Ao comentar a entrada do Sudão do Sul como integrante das Nações Unidas, ela lamentou não poder, naquela tribuna, saudar o ingresso pleno da Palestina na ONU, provocando mais uma sucessão de efusivos aplausos. "Apenas uma Palestina livre e soberana poderá atender aos legítimos anseios de Israel por paz com seus vizinhos, segurança em suas fronteiras e estabilidade econômica em seu entorno regional", disse Dilma, para alegria do líder palestino, Mahmoud Abbas, sentado na plateia. O israelense, Benjamin Netanyahu, não estava. Ele encontrou Dilma quando descia do carro e ela saía da ONU. Os dois trocaram um frio cumprimento.

Obama O presidente dos Estados Unidos não estava na plateia quando Dilma discursava. Fazia parte do protocolo. Ele só foi conduzido quando chegou a sua hora de falar. Em um discurso um pouco maior do que o da presidente brasileira, ele lembrou que a "paz é difícil". E foi direto: "A paz é um trabalho duro. Não virá por meio de discursos e resoluções das Nações Unidas", completou, olhando na direção de onde estava a delegação brasileira e o destacado vestido azul de Dilma. Abbas, que estava nas laterais, balançava a cabeça em sinal de descontentamento.

Nesse momento, a presidente Dilma tirou o fone do ouvido e fez um comentário com o chanceler Patriota, sentado ao seu lado.
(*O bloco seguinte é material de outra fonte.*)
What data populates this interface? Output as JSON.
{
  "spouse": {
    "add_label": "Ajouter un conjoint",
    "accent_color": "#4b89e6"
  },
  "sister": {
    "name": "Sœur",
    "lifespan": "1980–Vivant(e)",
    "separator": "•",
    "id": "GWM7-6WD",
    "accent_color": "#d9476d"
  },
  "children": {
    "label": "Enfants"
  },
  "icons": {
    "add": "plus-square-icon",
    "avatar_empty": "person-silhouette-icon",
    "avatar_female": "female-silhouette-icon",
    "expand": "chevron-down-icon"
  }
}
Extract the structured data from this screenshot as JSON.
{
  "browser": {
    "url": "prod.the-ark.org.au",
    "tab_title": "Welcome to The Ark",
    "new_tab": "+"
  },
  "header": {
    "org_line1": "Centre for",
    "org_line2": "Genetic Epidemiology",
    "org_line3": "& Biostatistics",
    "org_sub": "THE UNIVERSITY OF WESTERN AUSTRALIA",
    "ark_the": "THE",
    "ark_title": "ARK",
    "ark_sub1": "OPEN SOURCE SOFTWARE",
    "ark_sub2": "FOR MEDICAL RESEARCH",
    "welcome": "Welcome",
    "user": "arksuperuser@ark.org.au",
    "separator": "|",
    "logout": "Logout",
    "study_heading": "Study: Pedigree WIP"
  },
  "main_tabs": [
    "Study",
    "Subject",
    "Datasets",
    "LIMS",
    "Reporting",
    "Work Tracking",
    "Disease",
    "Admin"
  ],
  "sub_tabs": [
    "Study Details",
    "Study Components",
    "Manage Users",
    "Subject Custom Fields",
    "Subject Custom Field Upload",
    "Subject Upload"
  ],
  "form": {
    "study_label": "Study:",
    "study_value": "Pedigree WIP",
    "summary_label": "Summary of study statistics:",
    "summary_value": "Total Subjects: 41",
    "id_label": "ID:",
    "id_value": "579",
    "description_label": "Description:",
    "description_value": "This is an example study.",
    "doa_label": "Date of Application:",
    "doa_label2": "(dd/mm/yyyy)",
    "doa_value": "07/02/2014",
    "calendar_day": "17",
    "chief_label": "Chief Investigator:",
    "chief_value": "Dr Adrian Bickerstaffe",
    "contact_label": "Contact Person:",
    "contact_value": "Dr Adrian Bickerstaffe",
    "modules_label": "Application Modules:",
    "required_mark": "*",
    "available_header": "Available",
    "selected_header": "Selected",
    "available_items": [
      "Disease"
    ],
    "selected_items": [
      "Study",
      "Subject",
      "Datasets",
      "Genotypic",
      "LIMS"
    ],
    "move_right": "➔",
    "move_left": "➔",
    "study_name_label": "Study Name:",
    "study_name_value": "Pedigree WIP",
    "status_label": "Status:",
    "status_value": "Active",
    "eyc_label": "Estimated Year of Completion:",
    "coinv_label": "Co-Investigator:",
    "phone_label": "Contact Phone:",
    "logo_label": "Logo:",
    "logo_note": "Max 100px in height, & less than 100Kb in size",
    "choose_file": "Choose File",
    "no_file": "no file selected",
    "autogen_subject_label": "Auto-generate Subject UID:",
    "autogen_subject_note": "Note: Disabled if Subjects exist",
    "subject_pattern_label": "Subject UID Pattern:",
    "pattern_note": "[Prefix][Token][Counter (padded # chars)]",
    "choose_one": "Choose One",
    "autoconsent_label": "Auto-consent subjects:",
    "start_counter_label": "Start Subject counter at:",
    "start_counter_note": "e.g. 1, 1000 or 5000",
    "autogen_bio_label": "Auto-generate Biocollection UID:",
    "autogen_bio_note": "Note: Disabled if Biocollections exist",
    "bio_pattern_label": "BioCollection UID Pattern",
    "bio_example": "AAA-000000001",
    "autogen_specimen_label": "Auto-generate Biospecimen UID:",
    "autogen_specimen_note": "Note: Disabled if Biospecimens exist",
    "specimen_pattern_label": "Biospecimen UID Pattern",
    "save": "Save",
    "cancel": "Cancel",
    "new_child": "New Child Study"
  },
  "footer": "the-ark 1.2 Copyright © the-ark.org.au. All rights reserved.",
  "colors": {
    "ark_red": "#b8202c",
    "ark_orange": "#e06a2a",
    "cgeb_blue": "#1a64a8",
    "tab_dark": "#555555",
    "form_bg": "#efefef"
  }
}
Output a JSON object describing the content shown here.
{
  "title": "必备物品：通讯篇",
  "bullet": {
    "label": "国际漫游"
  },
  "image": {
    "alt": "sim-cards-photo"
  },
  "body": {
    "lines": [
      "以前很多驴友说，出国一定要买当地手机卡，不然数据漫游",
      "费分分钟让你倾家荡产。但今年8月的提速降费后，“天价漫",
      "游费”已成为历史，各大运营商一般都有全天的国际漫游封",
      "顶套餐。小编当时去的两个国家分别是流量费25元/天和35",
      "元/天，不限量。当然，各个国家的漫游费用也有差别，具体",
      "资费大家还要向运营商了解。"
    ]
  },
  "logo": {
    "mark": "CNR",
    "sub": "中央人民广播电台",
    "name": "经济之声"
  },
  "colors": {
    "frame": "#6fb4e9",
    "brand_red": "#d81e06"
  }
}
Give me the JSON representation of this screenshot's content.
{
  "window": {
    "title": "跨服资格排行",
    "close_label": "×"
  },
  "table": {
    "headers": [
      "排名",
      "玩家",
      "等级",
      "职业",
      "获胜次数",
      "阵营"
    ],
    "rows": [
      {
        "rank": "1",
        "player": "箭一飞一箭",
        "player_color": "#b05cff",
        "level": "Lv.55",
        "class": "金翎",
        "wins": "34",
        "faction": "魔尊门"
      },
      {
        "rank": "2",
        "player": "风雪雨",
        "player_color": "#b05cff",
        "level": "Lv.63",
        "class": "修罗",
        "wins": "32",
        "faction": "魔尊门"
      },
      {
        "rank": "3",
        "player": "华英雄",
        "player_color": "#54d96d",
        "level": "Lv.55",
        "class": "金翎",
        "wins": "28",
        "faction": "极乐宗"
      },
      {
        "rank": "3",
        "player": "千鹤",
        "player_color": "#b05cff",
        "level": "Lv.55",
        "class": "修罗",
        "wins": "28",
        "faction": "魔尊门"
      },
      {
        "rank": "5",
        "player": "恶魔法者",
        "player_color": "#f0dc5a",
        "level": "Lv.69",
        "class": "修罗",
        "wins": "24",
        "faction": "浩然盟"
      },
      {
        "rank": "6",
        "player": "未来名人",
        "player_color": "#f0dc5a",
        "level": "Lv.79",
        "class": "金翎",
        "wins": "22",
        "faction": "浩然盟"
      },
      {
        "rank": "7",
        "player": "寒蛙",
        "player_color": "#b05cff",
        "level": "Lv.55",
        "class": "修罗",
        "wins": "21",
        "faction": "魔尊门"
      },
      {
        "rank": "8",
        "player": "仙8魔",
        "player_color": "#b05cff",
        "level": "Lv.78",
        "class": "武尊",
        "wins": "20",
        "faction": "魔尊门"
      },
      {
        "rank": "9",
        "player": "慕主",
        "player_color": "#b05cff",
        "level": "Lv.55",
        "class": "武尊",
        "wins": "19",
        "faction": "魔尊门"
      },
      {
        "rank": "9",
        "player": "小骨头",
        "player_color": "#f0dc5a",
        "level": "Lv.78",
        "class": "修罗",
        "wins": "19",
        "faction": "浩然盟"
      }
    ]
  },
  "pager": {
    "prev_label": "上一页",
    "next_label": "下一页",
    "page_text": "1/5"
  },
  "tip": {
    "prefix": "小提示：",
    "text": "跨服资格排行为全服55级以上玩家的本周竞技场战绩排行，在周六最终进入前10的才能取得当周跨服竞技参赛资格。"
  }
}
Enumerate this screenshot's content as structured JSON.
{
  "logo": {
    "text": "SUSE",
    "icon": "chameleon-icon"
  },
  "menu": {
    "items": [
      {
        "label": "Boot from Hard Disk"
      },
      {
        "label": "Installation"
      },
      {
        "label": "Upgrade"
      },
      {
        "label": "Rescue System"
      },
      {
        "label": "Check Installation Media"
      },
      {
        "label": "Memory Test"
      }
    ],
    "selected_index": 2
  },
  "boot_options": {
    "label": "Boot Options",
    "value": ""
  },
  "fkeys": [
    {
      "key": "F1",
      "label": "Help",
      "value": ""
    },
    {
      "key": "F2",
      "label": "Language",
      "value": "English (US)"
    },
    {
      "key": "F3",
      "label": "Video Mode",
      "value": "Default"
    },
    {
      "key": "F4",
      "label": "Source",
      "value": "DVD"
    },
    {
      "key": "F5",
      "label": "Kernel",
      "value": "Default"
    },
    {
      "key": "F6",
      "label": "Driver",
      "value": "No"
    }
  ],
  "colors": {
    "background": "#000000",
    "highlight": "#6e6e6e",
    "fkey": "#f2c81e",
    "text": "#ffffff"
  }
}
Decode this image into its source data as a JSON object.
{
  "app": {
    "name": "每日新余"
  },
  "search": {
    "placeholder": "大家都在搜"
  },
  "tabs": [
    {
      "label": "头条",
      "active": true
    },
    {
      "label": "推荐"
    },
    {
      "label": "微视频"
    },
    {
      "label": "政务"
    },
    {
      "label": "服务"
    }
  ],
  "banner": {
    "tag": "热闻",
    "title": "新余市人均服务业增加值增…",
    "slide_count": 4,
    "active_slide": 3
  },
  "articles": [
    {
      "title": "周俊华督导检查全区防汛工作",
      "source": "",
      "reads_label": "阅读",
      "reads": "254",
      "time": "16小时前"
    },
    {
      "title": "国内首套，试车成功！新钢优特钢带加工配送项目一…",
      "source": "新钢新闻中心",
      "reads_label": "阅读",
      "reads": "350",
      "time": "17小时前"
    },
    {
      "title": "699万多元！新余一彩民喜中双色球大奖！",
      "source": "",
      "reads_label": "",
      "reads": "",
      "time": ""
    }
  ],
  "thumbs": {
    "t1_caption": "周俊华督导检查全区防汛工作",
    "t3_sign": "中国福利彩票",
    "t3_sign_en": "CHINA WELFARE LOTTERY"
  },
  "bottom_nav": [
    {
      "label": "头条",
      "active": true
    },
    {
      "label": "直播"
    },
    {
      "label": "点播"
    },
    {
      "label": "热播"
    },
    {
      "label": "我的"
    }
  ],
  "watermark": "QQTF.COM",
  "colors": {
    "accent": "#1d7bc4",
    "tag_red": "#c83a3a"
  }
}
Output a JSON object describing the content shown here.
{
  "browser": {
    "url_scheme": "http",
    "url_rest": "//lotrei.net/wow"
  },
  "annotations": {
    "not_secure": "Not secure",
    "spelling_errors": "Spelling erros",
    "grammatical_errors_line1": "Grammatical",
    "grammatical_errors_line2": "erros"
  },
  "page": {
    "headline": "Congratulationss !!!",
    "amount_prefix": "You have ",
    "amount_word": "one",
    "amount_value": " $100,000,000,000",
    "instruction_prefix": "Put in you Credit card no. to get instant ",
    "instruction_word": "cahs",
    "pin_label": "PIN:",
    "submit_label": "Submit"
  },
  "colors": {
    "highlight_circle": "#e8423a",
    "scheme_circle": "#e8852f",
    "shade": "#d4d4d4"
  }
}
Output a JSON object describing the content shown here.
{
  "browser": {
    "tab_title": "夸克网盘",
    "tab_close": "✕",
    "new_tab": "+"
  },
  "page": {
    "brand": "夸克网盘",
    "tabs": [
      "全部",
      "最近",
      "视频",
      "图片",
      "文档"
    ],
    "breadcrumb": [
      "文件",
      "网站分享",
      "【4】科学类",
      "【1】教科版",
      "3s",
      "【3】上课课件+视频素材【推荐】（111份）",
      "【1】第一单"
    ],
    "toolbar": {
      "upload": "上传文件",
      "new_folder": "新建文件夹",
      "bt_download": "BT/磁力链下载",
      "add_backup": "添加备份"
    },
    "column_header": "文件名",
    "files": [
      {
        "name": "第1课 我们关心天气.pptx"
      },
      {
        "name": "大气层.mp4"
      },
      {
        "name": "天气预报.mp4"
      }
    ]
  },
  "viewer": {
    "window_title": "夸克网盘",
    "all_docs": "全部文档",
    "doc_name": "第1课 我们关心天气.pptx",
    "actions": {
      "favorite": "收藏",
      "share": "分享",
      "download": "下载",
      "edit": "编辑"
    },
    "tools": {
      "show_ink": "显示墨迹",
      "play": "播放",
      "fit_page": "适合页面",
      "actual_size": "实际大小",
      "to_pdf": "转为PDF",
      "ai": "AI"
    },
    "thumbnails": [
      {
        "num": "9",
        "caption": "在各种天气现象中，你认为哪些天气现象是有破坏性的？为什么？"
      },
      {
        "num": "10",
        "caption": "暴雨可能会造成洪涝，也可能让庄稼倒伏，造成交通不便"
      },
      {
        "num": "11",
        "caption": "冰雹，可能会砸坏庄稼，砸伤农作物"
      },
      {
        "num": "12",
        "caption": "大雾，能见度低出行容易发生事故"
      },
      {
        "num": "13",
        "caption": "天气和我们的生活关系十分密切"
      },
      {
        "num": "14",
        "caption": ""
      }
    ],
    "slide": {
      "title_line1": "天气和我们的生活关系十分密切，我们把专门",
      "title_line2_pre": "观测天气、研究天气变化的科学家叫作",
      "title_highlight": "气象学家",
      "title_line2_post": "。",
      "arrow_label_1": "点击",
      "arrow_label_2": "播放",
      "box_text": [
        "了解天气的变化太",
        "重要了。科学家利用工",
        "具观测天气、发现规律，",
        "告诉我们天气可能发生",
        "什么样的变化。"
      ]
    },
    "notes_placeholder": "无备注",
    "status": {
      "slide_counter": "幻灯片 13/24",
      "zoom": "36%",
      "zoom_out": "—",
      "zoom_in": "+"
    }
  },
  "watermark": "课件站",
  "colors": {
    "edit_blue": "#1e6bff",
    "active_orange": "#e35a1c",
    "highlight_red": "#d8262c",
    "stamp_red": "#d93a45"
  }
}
Dilma não disse o que conversou com Patriota, mas o governo brasileiro considerou normal o discurso de Obama em defesa de Israel e da negociação direta entre israelenses e palestinos, sem constrangimentos. Em conversas reservadas, comentaram que o discurso de Obama já estava pronto quando Dilma subiu à tribuna da ONU para abrir os trabalhos da 66ª Assembleia.